The double square bracket notation ``[[...]]`` returns a dataframe having only the columns specified inside the inner brackets.

This said, removing a column is done by unselecting it:

In [None]:
# here we removed the column country 

toy_df2 = toy_df[['date', 'count', 'event']]

In [None]:
# it worked!

toy_df2.head()

#### Setting a column as index

In [None]:
toy_df.set_index('date')

In [None]:
toy_df.head(3)

In [None]:
toy_df.set_index('date', inplace=True)

In [None]:
toy_df.head(3)

**Q**: can you explain the effect of the `inplace` parameter by looking at the cells above?

### Accessing data

 .loc, .iloc, slicing, iteration over rows

In [None]:
toy_df.head(3)

#### Label-based indexing

In [None]:
toy_df.loc['1902':'1904']

#### Integer-based indexing

In [None]:
# select a single row, the first one

toy_df.iloc[0]

In [None]:
# select  a range of rows by index

toy_df.iloc[[1,3,-1]]

In [None]:
# select  a range of rows with slicing

toy_df.iloc[0:5]

In [None]:
toy_df.index

#### Iterating over rows

In [None]:
for n, row in toy_df.iterrows():
    print(n)

In [None]:
for n, row in toy_df.iterrows():
    print(n, row.event)

## ⏰ ✏️ Time to practice  

**Dataset**

For this excercise we will be working with one of the datasets published by the [*Shakespeare and Company project*](https://shakespeareandco.princeton.edu/) – the *books dataset* – which can be downloaded from the following address: https://dataspace.princeton.edu/bitstream/88435/dsp01jm214s28p/2/SCoData_books_v1.2_2022-01.csv (file size = 1.34 MB)

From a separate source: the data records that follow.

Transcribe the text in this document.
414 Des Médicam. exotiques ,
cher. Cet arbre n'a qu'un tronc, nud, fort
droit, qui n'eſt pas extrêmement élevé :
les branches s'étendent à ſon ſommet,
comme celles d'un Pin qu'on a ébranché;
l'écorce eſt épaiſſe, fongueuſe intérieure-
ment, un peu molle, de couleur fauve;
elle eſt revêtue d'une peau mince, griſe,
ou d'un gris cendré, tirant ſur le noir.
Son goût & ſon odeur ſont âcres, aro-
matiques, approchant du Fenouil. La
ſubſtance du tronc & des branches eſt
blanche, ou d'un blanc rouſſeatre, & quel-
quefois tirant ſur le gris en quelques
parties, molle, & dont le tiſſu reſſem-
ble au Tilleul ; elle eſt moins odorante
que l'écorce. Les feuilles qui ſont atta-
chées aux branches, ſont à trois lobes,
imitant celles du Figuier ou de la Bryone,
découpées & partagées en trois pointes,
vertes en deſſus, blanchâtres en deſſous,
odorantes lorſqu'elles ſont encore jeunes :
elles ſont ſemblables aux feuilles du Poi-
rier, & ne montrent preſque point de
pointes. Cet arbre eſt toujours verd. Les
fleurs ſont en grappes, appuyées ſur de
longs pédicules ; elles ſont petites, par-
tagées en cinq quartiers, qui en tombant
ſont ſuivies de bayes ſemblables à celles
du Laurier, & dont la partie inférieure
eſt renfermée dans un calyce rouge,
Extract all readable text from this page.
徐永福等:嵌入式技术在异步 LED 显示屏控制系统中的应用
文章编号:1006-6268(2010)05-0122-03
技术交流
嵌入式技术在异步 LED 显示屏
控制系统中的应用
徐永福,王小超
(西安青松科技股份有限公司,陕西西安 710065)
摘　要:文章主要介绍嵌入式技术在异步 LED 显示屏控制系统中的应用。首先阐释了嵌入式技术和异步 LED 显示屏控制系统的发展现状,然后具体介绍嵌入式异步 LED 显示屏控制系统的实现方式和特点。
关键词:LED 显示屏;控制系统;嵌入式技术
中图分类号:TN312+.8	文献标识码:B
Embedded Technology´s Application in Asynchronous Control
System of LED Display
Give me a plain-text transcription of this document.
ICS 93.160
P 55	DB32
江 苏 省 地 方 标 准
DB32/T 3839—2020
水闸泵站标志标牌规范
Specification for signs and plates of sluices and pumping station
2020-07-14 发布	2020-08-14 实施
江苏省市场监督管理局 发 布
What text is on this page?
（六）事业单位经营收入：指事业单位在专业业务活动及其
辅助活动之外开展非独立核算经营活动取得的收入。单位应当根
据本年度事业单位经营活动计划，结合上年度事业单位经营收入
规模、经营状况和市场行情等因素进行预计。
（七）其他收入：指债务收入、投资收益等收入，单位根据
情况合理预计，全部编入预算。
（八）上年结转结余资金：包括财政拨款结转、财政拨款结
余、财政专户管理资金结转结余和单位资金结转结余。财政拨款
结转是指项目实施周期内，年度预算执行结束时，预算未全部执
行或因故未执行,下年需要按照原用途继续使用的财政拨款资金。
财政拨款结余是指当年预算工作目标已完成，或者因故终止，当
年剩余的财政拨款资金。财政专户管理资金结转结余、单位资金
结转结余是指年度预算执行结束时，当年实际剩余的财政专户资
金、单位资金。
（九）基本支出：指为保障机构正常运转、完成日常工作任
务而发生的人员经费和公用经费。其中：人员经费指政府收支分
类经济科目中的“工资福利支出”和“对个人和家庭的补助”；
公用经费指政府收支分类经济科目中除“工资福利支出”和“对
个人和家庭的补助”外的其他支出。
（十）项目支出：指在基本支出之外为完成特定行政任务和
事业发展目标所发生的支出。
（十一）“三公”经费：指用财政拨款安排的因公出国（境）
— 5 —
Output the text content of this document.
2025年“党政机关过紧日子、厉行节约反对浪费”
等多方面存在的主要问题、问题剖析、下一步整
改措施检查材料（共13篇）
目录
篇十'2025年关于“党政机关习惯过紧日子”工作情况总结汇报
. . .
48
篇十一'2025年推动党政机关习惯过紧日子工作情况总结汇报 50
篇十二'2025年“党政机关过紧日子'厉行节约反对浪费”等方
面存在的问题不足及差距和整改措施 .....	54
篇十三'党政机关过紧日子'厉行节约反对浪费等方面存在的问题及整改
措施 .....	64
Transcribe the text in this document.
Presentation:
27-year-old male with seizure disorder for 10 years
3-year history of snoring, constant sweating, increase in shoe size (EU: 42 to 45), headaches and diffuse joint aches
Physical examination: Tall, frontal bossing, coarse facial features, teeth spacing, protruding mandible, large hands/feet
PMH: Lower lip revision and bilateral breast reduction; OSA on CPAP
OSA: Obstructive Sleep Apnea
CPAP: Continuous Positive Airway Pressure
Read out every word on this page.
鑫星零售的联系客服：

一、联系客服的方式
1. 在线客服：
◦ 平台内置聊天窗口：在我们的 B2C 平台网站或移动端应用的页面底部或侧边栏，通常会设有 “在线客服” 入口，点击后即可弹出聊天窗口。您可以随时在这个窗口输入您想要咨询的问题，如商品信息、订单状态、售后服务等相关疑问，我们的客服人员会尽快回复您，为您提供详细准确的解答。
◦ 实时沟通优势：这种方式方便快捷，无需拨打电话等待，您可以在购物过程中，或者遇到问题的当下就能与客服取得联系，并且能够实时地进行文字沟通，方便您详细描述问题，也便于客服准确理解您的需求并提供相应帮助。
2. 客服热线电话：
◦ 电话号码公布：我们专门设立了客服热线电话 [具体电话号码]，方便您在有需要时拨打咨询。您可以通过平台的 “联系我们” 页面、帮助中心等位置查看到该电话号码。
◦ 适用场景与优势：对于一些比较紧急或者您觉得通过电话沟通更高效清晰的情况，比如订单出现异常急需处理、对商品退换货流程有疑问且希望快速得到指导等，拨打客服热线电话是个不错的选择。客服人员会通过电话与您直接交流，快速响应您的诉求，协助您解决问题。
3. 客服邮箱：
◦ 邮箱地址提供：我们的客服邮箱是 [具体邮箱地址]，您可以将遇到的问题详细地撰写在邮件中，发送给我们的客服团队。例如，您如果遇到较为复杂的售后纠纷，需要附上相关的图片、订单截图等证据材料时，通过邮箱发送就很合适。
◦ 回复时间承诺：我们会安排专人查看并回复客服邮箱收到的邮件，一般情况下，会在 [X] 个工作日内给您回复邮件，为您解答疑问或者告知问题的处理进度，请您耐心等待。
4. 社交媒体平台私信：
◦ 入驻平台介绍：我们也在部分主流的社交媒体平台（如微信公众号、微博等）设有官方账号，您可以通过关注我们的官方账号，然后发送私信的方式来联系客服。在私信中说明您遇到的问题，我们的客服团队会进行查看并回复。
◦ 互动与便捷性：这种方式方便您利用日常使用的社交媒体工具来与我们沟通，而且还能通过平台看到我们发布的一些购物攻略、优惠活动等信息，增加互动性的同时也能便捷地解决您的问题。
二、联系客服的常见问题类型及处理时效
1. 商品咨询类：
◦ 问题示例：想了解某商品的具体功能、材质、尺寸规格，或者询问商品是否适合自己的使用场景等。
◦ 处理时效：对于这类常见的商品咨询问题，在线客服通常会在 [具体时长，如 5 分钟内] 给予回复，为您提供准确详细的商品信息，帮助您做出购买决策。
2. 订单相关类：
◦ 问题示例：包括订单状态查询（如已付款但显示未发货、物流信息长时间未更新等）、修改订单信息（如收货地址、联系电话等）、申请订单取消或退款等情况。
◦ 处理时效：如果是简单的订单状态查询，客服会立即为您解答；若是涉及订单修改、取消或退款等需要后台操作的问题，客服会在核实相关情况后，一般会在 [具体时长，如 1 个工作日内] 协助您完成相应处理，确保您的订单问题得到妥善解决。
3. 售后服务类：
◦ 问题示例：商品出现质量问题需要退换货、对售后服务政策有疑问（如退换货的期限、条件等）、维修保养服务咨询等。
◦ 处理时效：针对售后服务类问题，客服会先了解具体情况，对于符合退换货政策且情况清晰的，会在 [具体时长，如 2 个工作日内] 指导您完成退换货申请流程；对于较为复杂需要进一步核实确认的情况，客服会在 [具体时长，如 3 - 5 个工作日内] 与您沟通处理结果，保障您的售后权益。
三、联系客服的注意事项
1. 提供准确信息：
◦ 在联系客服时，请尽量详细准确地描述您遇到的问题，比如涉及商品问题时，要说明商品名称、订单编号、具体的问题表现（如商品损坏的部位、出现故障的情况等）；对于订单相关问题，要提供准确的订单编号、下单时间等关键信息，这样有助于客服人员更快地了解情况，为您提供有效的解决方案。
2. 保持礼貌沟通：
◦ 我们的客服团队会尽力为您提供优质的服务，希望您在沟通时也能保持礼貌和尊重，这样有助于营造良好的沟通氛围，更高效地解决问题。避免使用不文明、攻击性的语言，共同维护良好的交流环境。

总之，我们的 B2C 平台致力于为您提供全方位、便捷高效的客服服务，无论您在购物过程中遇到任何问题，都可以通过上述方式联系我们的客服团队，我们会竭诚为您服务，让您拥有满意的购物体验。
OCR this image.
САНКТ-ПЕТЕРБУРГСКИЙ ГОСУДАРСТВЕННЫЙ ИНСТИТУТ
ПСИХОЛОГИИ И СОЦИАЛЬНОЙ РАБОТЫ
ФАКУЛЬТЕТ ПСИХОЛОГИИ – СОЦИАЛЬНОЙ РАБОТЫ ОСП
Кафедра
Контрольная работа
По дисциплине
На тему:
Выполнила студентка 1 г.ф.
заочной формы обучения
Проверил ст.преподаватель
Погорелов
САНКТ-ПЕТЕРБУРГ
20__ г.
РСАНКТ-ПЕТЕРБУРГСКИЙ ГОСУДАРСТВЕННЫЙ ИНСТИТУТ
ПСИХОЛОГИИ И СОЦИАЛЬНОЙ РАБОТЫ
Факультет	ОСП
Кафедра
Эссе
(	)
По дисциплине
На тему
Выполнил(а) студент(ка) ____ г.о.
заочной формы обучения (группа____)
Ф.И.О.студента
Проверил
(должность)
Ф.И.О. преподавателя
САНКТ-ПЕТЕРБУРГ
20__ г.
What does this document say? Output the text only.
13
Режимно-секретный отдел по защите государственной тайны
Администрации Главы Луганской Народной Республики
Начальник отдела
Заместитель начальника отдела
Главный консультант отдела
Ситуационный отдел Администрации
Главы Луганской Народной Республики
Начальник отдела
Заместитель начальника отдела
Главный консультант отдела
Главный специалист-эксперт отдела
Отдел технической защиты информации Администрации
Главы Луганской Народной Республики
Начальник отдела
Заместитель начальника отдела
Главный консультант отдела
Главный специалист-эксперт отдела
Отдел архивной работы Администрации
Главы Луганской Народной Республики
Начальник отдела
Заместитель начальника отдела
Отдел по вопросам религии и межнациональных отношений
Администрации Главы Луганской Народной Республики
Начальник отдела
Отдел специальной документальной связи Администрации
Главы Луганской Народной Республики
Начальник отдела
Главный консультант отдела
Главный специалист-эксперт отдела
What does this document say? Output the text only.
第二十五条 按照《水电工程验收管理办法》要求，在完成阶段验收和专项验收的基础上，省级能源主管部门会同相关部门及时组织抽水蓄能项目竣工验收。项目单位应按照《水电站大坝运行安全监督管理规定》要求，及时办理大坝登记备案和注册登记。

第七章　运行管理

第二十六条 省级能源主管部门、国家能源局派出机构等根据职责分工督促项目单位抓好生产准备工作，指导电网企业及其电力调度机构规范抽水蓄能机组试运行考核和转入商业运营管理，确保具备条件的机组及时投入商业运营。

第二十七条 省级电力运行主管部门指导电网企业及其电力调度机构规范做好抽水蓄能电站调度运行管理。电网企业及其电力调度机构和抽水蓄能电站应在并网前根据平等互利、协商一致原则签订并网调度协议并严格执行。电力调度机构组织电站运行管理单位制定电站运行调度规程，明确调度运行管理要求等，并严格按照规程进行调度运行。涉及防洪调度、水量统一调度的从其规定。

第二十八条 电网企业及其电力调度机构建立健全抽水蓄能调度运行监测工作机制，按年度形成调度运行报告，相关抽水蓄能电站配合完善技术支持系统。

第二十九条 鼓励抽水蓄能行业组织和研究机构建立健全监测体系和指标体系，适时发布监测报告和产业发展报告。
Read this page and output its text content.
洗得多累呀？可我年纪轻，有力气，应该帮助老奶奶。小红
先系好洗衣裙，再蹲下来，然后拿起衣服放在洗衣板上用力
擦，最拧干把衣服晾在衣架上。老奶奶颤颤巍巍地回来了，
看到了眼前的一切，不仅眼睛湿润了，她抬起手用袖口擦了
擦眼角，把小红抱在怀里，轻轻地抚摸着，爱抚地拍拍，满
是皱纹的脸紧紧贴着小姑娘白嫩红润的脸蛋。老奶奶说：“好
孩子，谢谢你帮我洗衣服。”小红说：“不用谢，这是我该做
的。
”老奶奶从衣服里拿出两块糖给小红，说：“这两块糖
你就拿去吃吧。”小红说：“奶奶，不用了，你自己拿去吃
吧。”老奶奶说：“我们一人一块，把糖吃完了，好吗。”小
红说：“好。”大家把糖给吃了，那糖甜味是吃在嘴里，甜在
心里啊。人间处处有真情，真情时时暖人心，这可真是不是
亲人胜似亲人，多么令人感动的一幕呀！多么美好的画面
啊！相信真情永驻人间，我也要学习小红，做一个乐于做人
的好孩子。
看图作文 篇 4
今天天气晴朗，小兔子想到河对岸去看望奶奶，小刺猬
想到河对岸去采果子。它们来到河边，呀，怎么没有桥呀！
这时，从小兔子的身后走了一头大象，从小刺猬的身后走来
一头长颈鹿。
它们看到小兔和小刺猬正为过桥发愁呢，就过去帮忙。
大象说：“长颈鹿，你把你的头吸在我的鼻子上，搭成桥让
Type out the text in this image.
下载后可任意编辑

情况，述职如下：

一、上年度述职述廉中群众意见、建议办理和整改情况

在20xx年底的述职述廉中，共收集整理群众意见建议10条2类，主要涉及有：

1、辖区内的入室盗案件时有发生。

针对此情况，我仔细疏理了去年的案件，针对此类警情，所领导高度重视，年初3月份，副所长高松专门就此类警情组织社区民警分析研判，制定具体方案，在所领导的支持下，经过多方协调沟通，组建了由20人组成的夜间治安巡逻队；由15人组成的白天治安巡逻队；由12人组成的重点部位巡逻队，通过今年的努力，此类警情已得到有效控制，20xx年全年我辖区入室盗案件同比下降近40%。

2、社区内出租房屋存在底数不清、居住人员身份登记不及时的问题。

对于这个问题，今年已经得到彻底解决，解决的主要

TODO Content of this dataset?
 
**Steps**

Perform the following steps on the dataset:
- load it into a pandas' dataframe
- how many records does it contain?
- keep only the following columns: `uri`, `format` and `borrow_count`
- remove all rows where `format` value is `NaN`
- how many records does it contain now?

**Try to answer the following questions**

- What's the format(s) of the **most borrowed** document(s)? How many times was it/where they borrowed?
- What's the format(s) of the **least borrowed** document(s)? How many times was it/where they borrowed?